Come i tre pastorelli di Fatima: educati all’Adorazione

Celebriamo questa domenica la solennità del Corpo e del Sangue del Signore, dopo averla già celebrata liturgicamente giovedì 15 giugno attraverso la processione eucaristica decanale.
È una festa troppo importante per lasciarla scorrere via superficialmente.
È necessario recuperare sempre il senso di questo grande Mistero che è l’Eucaristia, voluta da Gesù e definita da Lui stesso: “Pane di vita eterna”. Precisamente Egli dice: “Chi mangia la mia carne e beve il mio sangue ha la vita eterna e io lo risusciterò nell’ultimo giorno”.
Da ciò si deduce che la vita eterna è già qualcosa che ci viene data, oggi, come caparra di un futuro che già ci appartiene.
L’Eucaristia è comunione con Gesù, come Egli stesso dice ancora: “Chi mangia la mia carne e beve il mio sangue rimane in me e io in lui”.
La solennità del Corpus Domini ci interpella sul nostro modo di vivere l’Eucaristia, specialmente quella domenicale, alla quale siamo tutti invitati e sulla consapevolezza del grande dono che ci viene offerto: dono di vita e di comunione.
Dono di vita, perché è la vita stessa di Gesù che si immerge nella nostra e dono di comunione, perché, come scrive S. Paolo nella Prima lettera ai Corinzi: “E il pane che noi spezziamo, non è forse comunione con il corpo di Cristo? Poiché vi è un solo pane, noi siamo, benché molti, un solo corpo: tutti infatti partecipiamo all’unico pane”.
Comprendiamo così che fare la Comunione non è solo intimità con il Signore Gesù, ma anche comunione con gli altri, condivisione, solidarietà, necessità di superare ogni divisione, perché incompatibile con la vita stessa di Gesù che nell’Eucaristia si è fatto dono per gli altri chiedendo ai suoi apostoli di renderlo attuale sempre: “Fate questo in memoria di me”.
Indispensabile è, dunque, il ministero sacerdotale attraverso cui si rinnova nel tempo l’ultima cena.
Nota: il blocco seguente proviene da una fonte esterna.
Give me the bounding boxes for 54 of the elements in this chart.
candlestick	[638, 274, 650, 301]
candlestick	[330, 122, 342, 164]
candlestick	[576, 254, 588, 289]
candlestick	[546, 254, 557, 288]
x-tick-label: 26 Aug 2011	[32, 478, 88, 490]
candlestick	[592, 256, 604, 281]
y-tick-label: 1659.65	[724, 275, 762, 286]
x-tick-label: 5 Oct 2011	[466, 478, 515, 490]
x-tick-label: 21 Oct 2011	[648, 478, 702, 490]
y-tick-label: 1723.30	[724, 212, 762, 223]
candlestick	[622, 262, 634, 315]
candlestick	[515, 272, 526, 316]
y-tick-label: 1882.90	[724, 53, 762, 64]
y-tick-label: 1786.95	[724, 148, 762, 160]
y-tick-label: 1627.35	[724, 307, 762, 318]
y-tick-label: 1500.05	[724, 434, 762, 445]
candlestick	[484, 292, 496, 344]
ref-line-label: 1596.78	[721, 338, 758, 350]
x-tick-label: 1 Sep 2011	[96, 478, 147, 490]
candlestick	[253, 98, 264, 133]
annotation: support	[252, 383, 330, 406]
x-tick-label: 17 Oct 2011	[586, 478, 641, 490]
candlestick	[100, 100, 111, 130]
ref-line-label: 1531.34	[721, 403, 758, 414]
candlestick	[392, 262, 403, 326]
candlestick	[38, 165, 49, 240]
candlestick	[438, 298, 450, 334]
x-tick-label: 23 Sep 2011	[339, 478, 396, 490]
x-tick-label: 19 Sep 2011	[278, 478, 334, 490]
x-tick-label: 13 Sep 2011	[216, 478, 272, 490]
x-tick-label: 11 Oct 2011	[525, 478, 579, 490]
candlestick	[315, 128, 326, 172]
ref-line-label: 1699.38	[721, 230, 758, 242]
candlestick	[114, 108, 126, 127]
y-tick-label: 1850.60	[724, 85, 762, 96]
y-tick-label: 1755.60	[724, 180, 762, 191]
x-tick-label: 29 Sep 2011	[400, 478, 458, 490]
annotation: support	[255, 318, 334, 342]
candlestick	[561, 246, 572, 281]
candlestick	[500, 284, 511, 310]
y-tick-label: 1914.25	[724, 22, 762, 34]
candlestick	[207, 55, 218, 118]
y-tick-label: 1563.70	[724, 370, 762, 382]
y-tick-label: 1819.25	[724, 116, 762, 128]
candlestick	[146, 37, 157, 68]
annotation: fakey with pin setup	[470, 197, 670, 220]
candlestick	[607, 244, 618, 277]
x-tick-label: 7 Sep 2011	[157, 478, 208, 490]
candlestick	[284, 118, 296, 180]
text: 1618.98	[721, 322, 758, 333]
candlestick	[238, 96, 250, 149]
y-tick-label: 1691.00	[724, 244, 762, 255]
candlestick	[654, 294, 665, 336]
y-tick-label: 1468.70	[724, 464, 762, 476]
Senza i sacerdoti non avremmo la celebrazione eucaristica e mancherebbe il mondo di quel Pane che sazia e rinnova la vita dell’umanità.
Ma c’è anche un sacerdozio battesimale nel quale siamo tutti coinvolti, che va riscoperto come partecipazione a quello di Cristo.
Ci stiamo preparando ad accogliere la statua della Madonna pellegrina di Fatima e come i tre pastorelli vorrei invitarvi a prepararvi come anche loro sono stati preparati dall’Angelo della pace, l’anno prima delle apparizioni.
Così racconta Lucia. Era verso la fine del mese di settembre del 1916 quando l’angelo tornò a visitarli: “teneva nella sinistra un calice, sul quale era sospesa un’ostia da cui cadevano dentro il calice alcune gocce di sangue. L’Angelo lasciò il calice sospeso nell’aria, si inginocchiò accanto a noi, pregammo a lungo. Poi l’Angelo prese nelle sue mani il calice e l’Ostia. Diede a me la sacra Ostia e divise il sangue del calice tra Giacinta e Francesco. E disse nello stesso tempo: Prendete e bevete il Corpo e il Sangue di Gesù Cristo, orribilmente oltraggiato dagli uomini ingrati”.
Questo fatto permette di affermare che la devozione mariana non può mai essere separata dall’incontro personale con Gesù a cui Maria spinge.
Perciò sono convinto che la settimana mariana, che comincerà domenica prossima 25 giugno con l’arrivo della statua della Madonna pellegrina, potrà essere un momento forte anche di incontro con Gesù.